Xeroderma Pigmentosum

Answer 5

• Hereditary disorder due to GG-NER defects
• Heterozygotes are asymptomatic
• Caused by mutations that affect helicase activity and damage recognition (XPC, XPE, XPD, or XPA)
• Common pathway of NER mutations (XPD/XPA) may lead to both solar sensitivity and neurodegeneration
• Extreme Solar sensitivity which leads to excessive freckling, photophobia,premature skin aging and even multiple skin cancers (benign and malignant neoplasms)
• Heightened risk of skin cancer (about 2,000 fold higher)

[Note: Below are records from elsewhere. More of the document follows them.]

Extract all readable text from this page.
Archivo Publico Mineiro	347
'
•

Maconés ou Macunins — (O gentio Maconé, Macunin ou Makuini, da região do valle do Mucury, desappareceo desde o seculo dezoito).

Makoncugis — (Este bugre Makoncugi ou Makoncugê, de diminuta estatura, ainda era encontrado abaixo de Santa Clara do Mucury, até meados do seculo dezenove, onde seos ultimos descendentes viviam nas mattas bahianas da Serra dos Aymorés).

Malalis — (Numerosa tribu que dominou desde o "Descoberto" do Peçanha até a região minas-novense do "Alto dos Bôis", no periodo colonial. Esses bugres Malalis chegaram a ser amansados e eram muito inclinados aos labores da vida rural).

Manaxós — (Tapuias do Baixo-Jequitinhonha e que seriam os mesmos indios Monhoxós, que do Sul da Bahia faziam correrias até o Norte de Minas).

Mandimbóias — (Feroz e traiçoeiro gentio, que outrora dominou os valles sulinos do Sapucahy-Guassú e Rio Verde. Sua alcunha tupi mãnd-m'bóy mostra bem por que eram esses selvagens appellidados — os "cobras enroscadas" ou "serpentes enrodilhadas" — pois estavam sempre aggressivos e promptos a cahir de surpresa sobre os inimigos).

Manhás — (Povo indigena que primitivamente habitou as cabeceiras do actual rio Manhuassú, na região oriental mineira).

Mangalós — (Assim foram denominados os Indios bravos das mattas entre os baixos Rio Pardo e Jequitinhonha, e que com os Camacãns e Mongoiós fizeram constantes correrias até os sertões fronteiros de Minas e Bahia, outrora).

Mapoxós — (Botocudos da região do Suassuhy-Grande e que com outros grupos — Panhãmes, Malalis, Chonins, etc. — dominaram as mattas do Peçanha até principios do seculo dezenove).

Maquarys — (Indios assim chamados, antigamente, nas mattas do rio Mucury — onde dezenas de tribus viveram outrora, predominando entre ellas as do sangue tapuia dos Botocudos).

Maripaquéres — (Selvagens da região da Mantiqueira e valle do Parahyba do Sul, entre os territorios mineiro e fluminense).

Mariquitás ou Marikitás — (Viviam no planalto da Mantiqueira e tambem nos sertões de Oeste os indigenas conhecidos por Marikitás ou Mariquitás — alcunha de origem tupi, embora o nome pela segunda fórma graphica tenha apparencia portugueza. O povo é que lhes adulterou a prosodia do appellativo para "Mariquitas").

• 10-20 fold increase of internal cancer rates, including brain, lung, and gastric tumors
• May also exhibit progressive neuronal degeneration depending on affected XP protein
• Median age for onset of symptoms is 1-2 years, but 5% of patients have onset after 14 years
• 90% of cancers occur at sites of greatest sun exposure
• 60 to 90% develop ocular abnormalities.